The Council continues to promote savings programs through its
Regional
Technical Forum, where conservation standards for home and industry
are being continually improved. Here's how they will affect home users,
commercial/industrial, and agricultural sectors.
Home/residential users
One of the biggest areas for potential savings and efficiencies is in
residential lighting. In its 1998 Fourth
Power Plan, the Council identified 60 average megawatts of potential
energy savings in residential lighting. Today, as it develops the latest
version of the power plan, the Council is identifying over 600
average megawatts of potential savings in residential lighting. The
reason for such a big jump was an increase in the use of compact
fluorescent light bulbs during the 2000-2001 energy crunch. The spike in
demand signaled a turning point in their production bringing costs way
down.
Other areas where consumers will see improvements include appliances,
especially washing machines and space heating and cooling equipment.
Although developments for washing machines had been static for
many years, with the re-entry of horizontal axis machines, new washers
are more efficient than the old machines. You can buy washers now that
exceed the 2007 minimum efficiency standards by as much as 75 percent.
In residential heating and cooling systems, Energy Star, or
equivalent, heat pumps and central air conditioners are available that
are 20 to 30 percent more efficient than those currently being installed
in new homes today. In addition, reducing the air leaks from duct work
in both new and existing homes offers still more potential for savings.
In particular, recent research has shown that sealing leaks in
manufactured homes could save the region around 120 average megawatts of
electricity.
Commerce/industry
In the commercial sector, improvements in building lighting, heating,
and cooling systems continue to present considerable cost-effective
savings as technology and building design practices improve. The Council
is also identifying savings in areas not looked at before such as
"packaged refrigeration"?appliances like vending machines,
icemakers in hotels, and reach-in coolers in grocery stores and delis.
Such appliances are currently not subject to federal efficiency
standards. The savings potential becomes apparent when you consider that
the average vending machine uses between 3,000 - 4,000 kilowatt hours a
year, and that includes its lighting which is often inefficient. Simple
low-cost measures can provide 1,000 kilowatt savings per year in vending
machines, and about 40 percent of that from lighting alone.
Technology will be the source of greater savings in many other
untapped areas, like sewage treatment facilities where
state-of-the-art control systems will bring a more efficient use of
energy. In small and mid-size sewage treatment plants, low-cost remote
monitoring and process control technology will help in sensing when to
turn on and off certain treatment processes, much like an electronic
robot, rather than depending on human testing and operation.

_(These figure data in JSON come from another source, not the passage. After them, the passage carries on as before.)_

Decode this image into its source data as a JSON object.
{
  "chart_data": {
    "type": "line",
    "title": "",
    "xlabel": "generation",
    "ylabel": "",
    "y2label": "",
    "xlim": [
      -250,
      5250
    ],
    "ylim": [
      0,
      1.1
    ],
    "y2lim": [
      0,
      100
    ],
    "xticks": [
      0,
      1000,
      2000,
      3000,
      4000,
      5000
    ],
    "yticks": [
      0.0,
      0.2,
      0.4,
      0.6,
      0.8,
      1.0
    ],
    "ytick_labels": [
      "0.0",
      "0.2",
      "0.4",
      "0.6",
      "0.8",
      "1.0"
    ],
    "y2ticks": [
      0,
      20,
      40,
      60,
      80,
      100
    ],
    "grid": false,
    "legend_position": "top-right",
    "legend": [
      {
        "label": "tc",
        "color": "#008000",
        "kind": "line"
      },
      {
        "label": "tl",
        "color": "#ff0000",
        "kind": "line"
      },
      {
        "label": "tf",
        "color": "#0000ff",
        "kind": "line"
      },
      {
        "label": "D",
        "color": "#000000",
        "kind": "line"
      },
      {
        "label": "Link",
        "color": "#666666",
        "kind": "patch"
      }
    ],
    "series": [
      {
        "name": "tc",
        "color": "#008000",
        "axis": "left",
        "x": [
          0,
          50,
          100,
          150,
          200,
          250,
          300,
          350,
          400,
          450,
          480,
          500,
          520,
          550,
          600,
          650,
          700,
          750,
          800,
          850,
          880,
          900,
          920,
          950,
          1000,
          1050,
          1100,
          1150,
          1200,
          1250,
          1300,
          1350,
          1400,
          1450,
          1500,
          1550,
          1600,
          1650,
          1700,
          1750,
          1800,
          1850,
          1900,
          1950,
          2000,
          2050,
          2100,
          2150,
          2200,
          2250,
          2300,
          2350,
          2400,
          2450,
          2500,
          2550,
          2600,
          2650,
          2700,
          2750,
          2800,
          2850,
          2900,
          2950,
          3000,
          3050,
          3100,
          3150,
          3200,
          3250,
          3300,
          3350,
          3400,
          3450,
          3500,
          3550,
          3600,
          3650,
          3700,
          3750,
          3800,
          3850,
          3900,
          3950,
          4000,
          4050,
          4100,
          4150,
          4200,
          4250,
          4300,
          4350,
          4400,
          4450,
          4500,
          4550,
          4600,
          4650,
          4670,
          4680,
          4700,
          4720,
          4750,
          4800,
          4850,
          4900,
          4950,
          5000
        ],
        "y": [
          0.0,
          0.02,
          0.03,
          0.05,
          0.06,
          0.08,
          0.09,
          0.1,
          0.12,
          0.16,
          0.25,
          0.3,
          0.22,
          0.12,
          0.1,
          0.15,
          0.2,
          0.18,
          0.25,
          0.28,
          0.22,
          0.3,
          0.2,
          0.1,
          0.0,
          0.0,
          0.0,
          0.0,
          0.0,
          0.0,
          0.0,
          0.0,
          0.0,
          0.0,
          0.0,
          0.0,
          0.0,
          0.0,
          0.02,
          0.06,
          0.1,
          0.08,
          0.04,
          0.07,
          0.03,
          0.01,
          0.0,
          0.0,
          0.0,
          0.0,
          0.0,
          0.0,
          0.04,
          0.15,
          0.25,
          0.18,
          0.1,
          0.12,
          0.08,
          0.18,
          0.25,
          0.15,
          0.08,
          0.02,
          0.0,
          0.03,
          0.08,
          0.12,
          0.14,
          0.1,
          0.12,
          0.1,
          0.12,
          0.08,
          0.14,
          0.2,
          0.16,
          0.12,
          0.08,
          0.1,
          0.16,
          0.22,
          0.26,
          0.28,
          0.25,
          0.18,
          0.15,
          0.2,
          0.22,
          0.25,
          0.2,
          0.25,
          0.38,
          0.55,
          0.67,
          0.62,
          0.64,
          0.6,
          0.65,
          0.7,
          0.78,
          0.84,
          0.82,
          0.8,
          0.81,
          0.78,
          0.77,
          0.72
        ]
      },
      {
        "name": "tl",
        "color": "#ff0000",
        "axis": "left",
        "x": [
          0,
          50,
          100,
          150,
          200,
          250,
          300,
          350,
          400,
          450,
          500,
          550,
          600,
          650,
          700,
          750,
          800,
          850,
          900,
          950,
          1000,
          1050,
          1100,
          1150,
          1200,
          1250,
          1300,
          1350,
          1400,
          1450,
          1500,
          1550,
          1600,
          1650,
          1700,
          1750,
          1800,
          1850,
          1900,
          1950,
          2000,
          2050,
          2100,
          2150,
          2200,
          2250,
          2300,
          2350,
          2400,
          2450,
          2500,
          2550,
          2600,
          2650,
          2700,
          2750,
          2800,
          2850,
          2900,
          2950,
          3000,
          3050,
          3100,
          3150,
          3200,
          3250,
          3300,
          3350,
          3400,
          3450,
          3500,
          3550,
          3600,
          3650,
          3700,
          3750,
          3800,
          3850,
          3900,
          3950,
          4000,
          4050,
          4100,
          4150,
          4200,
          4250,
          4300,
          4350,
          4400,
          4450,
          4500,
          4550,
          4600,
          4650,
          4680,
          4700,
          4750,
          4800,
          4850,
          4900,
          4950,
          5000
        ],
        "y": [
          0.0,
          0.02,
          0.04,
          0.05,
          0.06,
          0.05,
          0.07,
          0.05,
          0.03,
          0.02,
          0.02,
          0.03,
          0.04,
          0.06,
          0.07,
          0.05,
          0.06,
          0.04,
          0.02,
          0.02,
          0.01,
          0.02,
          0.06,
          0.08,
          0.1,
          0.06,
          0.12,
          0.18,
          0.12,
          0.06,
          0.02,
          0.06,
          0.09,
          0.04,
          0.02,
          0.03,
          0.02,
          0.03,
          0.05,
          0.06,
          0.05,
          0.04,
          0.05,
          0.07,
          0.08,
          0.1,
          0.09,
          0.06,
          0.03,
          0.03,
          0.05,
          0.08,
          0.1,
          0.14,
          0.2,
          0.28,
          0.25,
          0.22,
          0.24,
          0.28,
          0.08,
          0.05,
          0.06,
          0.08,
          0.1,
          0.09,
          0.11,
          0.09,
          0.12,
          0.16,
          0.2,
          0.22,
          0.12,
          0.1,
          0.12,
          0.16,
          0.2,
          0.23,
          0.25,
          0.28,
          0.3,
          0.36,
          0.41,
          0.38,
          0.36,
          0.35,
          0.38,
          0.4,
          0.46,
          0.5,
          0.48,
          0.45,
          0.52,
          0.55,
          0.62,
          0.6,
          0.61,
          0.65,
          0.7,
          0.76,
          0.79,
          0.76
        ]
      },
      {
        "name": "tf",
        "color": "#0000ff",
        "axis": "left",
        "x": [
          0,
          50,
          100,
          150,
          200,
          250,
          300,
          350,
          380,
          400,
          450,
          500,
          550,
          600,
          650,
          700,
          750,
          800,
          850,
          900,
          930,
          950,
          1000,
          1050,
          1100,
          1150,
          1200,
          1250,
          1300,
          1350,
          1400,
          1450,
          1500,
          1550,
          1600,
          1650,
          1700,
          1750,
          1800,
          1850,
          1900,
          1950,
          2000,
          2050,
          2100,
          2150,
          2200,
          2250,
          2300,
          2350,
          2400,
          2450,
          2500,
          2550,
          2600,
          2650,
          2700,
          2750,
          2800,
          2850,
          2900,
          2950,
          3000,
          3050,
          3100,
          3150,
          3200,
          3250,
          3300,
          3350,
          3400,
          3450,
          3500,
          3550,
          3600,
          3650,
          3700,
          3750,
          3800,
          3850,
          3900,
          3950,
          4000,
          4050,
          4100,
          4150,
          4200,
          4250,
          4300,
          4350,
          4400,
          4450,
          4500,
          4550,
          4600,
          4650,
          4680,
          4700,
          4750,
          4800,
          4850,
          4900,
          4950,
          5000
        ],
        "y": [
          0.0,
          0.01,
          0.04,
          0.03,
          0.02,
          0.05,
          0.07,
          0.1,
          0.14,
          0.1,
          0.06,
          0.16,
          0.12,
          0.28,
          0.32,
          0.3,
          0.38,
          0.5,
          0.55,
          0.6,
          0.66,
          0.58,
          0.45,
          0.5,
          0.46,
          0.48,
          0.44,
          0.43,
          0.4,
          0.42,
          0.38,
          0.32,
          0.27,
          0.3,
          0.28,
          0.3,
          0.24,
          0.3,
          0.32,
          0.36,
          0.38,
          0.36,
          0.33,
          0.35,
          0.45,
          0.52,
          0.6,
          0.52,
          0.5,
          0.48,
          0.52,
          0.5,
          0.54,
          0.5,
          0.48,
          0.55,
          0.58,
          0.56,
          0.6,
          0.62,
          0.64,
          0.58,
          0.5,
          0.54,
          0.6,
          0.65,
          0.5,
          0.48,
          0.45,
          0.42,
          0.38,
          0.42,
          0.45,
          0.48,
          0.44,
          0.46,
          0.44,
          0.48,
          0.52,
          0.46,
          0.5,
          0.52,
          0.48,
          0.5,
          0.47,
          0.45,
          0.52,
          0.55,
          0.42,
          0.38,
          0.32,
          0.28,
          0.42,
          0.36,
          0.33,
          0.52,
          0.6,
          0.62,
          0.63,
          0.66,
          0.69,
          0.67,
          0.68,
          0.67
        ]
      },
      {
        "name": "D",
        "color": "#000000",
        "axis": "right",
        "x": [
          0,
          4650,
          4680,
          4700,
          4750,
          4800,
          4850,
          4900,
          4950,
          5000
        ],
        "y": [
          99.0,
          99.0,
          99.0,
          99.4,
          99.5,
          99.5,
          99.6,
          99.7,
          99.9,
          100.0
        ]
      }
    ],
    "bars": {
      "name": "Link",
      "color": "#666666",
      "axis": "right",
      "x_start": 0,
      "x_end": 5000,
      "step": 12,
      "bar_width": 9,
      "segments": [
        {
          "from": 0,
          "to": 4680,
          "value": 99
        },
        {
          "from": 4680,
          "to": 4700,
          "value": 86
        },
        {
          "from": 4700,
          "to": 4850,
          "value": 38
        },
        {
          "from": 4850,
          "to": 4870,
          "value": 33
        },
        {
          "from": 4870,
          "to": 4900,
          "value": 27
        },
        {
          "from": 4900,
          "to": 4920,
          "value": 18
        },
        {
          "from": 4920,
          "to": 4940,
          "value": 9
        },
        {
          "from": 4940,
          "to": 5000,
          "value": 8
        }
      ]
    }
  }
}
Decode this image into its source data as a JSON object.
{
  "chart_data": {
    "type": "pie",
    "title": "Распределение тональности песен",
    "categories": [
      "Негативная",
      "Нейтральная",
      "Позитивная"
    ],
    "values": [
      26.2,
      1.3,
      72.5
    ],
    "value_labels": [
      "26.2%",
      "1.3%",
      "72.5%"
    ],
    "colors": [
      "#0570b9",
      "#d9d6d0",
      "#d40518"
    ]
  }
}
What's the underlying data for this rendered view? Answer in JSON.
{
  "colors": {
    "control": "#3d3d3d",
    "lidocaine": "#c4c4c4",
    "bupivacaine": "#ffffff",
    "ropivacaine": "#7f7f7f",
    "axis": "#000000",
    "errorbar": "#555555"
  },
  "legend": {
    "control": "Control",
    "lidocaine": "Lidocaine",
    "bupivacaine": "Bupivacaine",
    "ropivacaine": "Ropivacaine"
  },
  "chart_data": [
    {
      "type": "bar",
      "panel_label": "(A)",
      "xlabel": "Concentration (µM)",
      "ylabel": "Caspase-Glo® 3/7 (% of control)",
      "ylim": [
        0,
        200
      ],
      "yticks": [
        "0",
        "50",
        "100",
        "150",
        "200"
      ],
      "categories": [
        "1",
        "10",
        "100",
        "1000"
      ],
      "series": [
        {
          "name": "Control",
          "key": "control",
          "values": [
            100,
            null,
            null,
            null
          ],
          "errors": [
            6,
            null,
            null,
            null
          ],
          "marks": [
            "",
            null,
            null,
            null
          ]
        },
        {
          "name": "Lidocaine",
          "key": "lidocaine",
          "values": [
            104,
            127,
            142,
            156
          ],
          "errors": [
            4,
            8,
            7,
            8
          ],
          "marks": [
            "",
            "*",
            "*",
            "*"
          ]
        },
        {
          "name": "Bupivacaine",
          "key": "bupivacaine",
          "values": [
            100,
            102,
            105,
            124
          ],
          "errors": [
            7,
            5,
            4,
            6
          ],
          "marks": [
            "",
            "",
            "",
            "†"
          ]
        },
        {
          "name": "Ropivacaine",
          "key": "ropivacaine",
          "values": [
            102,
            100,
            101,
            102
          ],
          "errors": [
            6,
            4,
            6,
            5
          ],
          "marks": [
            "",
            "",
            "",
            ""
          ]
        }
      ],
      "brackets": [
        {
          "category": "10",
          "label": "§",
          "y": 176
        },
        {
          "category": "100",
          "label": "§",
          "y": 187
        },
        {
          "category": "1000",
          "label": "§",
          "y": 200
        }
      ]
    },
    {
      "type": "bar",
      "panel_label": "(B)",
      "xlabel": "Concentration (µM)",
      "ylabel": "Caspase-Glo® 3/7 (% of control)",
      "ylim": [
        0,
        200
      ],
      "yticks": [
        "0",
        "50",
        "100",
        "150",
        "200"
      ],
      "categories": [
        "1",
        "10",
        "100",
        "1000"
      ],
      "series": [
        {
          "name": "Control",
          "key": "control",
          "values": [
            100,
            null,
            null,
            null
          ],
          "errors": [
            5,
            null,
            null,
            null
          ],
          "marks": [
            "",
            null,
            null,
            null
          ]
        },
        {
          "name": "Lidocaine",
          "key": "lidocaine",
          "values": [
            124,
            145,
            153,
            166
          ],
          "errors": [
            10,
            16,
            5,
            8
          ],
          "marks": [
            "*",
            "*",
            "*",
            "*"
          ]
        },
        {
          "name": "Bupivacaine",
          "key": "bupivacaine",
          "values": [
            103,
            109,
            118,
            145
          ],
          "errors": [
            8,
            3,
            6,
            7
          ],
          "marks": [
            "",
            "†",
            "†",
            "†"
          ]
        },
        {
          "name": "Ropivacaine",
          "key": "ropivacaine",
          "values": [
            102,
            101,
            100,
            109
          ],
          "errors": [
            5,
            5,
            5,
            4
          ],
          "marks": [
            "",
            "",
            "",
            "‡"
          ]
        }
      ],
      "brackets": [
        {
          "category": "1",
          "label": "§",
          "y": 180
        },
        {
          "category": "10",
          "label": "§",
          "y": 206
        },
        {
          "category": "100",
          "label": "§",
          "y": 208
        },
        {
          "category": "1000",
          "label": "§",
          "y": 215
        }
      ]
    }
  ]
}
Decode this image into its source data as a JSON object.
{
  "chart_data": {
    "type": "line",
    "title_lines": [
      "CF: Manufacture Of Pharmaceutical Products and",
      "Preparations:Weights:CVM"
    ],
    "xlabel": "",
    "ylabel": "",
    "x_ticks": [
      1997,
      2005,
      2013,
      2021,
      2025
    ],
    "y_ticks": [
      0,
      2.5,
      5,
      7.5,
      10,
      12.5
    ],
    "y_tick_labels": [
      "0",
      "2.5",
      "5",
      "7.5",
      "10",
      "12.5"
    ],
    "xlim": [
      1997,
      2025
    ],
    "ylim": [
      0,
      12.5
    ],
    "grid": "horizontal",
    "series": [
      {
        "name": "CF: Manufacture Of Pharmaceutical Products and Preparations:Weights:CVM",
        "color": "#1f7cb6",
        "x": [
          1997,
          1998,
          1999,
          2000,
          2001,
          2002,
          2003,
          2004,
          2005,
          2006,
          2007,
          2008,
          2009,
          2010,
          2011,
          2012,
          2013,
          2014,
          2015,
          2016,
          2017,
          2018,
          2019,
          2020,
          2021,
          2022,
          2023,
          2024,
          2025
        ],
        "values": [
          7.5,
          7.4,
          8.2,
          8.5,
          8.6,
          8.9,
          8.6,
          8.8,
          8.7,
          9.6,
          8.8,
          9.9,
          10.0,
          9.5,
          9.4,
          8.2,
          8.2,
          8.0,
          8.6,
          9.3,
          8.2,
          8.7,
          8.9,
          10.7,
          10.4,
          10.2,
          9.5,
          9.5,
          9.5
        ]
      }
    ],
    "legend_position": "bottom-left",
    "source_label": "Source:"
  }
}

Implementing this new approach not only reduces energy costs, it can
help plants comply with water quality regulations and better manage
sludge accumulation, chlorination and de-chlorination, effluent ammonia,
and odors.
Agriculture
Agriculture is another area where technology will improve
efficiencies in things like irrigation systems, and most recently, in
the dairy industry. One improvement enables milking pumps to work
only when attached to an animal, rather than operating the whole system
at maximum capacity. But some savings simply rely on ingenuity. Dairies
have found that by using "flat plate heat exchangers,"
comprised of stainless steel tubes alongside each other, they can
accomplish two goals at once and save energy. While one tube carries
warm milk, straight from the cow, to refrigeration for cooling, another
tube carrying water runs by it in the opposite direction. Through a
simple heat exchange process, the water cools the milk down before it
reaches refrigeration, and the water, in turn, is heated from the milk
for use in the dairy. It's an elegant solution that gets the most from
what we use, which is, after all, the whole point behind conservation.